- Battle of Cao Bằng: Part of the First Indochina War
| Date | October 1947 – September 4, 1949 |
| Location | French Indochina |
| Result | Việt Minh victory |

Belligerents
- French Union France; French Indochina State of Vietnam; ;: Democratic Republic of Vietnam Việt Minh;

Strength
- 100 vehicle convoy: five battalions

Casualties and losses
- near annihilation: unknown

= Battle of Cao Bằng (1949) =

Battle of the First Indochina War

The Battle of Cao Bằng was an ongoing campaign in northern Indochina during the First Indochina War, between the French Far East Expeditionary Corps and the Việt Minh, which began in October 1947 and culminated on September 3, 1949. Since the start of the conflict, Việt Minh troops had ambushed French convoys along the Vietnam-China border from the Gulf of Tonkin on a 147-mile route to a French garrison at Cao Bằng, known as Route Colonial 4, or RC4. Repeated ambushes led to repeated French operations of increasing strength to reopen the road, including a costly mission by the Foreign Legion in February 1948. On July 25, 1948, the Cao Bằng encampment was itself attacked and held out for three days with two companies defending against two battalions of Việt Minh.

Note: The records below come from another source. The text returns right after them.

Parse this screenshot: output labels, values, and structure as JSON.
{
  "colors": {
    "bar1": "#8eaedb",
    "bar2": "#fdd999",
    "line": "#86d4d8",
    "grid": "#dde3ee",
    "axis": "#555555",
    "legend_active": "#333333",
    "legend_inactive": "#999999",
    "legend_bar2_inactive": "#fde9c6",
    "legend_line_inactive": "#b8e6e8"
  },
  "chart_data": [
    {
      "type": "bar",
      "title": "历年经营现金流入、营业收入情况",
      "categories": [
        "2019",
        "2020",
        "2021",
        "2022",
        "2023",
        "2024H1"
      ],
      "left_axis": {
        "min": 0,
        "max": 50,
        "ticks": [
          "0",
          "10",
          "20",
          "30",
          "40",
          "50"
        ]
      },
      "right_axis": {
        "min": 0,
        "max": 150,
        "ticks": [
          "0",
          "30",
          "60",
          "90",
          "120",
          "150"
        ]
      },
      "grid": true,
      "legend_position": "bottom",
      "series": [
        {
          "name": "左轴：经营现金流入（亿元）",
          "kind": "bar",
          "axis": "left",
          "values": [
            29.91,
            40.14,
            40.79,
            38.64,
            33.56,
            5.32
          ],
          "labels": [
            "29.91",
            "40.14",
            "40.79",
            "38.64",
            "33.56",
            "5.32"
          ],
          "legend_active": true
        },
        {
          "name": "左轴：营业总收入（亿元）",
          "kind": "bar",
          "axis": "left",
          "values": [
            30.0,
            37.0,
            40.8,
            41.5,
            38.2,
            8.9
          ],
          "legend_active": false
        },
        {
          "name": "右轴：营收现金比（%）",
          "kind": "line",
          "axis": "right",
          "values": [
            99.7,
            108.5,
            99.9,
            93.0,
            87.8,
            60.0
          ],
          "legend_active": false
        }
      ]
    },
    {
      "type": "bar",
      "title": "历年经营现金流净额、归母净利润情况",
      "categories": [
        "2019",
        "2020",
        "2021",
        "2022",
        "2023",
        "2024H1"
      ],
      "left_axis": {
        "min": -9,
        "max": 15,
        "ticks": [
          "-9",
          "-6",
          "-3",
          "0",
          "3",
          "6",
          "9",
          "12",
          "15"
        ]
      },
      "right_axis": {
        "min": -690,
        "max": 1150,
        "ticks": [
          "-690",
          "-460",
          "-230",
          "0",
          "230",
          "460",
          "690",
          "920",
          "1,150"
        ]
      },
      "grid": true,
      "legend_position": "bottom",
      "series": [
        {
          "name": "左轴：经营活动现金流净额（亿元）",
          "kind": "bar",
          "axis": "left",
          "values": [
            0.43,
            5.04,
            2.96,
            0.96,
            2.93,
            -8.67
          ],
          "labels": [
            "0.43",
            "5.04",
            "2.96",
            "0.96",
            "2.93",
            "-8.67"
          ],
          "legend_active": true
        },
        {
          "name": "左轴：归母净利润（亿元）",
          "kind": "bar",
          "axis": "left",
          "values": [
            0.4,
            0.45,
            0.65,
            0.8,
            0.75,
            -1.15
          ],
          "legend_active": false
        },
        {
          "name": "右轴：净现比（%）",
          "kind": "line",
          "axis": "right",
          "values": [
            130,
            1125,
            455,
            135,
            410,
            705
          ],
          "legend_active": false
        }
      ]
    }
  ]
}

A further 28 ambushes took place in 1948. Among the French personnel involved in these convoy operations was Alphonse Sanjorge, a non-commissioned officer of the 3rd Foreign Infantry Regiment, who protected supply convoys along Route Coloniale 4 and distinguished himself during the ambush at Bac Kan–Cau Tong Hoi in October 1948.

In February 1949, five Việt Minh battalions and mortar units took a French post at Lào Cai, and resumed ambushes through the monsoon season. On September 3, 1949, 100 vehicles left That Khe in a reinforced convoy which travelled a distance of 16 mi through infantry screens. The French, reduced to one soldier per vehicle due to troop numbers, were ambushed by automatic fire. The first twenty trucks were halted, as were the final ten, and the middle of the convoy was cut down by shellfire. The following day, French troops reoccupied the surrounded mountaintops, however only four French wounded were found alive.

The campaign at Cao Bằng resulted in a change in convoy practices for the remainder of the war. Vehicles thereafter travelled from post to post in 10-12 vehicle convoys, through security screens of French troops and with aircraft observation. Through 1950, supply convoys to Cao Bằng were discontinued in favour of air supply.